Note here as to economy, and the effect produced in relation to it, by the number of grades of territorial divisions. On one account, the greater this number, the greater the aggregate mass of expense: on another account, the greater this same number, the less the mass of expense. The circumstance by which the increase is effected in the expense is this—that, by each grade of divisional operation, are produced a set of sub-territories, each of them with a set of officers and official residences to be provided for. The circumstance by which diminution is effected in the expense is—that in proportion to the increase in the number of those same sets of officers, and official residences, is the diminution in the magnitude of each such sub-territory: and thence, (supposing them rendered as equal as may be in magnitude,) the less is their magnitude, and the less the journeys which those inhabitants whose habitations are at the greatest distance from the seat of business—the official residence—will have to make in passing to and from it, with the intervening demurrage. Too apt to be overlooked, but not the less real and important, is this latter item of expense. In the case of the vast majority, expense in time is expense in money. The expense in officers’ pay and official residences is borne proportionably by the opulent few and the unopulent many: the expense in time employed, as above, in journeys, is borne almost exclusively by the unopulent many: by those to whom their time affords no profit, no loss is sustained from the unprofitable expenditure of it.

[* ]In this scheme may be seen exhibited a portion of universal language applicable to the subject with equal advantage and facility to the several different languages of all civilized nations: the language of the numeration table being alike needed by all, and accordingly alike employed by all: and thus far the language of each may be understood by the natives of every other, and to incomparably greater perfection than at present the language of any one is understood by the natives of that one.

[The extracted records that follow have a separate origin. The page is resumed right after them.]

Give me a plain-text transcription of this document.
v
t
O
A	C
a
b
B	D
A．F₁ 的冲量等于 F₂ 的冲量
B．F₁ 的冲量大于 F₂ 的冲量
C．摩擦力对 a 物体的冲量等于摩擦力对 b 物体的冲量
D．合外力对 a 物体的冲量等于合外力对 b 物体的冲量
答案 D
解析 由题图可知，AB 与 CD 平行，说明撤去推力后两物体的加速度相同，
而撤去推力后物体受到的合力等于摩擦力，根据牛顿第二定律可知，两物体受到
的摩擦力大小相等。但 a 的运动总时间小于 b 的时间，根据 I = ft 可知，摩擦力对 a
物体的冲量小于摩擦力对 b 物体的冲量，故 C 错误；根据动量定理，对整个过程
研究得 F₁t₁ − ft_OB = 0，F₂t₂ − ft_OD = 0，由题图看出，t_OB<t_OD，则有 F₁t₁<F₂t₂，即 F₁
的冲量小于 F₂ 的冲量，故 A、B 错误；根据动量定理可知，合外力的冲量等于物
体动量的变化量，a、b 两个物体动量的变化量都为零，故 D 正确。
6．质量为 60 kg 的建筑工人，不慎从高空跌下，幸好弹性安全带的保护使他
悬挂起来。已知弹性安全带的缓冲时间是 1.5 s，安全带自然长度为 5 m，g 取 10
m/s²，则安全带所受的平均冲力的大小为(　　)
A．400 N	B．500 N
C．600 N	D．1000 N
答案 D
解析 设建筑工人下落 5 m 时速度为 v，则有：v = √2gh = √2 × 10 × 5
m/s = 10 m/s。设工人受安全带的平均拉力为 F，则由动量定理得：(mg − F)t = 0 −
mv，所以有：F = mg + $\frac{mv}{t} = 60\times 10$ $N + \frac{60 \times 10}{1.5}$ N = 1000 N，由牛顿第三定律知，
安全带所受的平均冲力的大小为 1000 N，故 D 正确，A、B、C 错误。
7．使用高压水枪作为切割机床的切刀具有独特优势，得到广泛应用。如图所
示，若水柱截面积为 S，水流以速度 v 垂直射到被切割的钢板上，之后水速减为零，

[]If, in the present instance, this same principle of denomination is, in its nature, applicable with more or less advantage, so it will, it is believed, be found to be in a great variety of other instances: if to any natural and material whole, so to any ideal or other factitious aggregate—say, for example, to any of those aggregates which form the subject-matter of natural history: and in particular, if classed by divisional operations, performed in the dichotomous mode, as exhibited table-wise in Dr Dumeril’s admirable French work on Zoology. But, ere it had proceeded far, this mode of designation would probably be found too unwieldy for use, at any rate unless figures could be substitutes for words.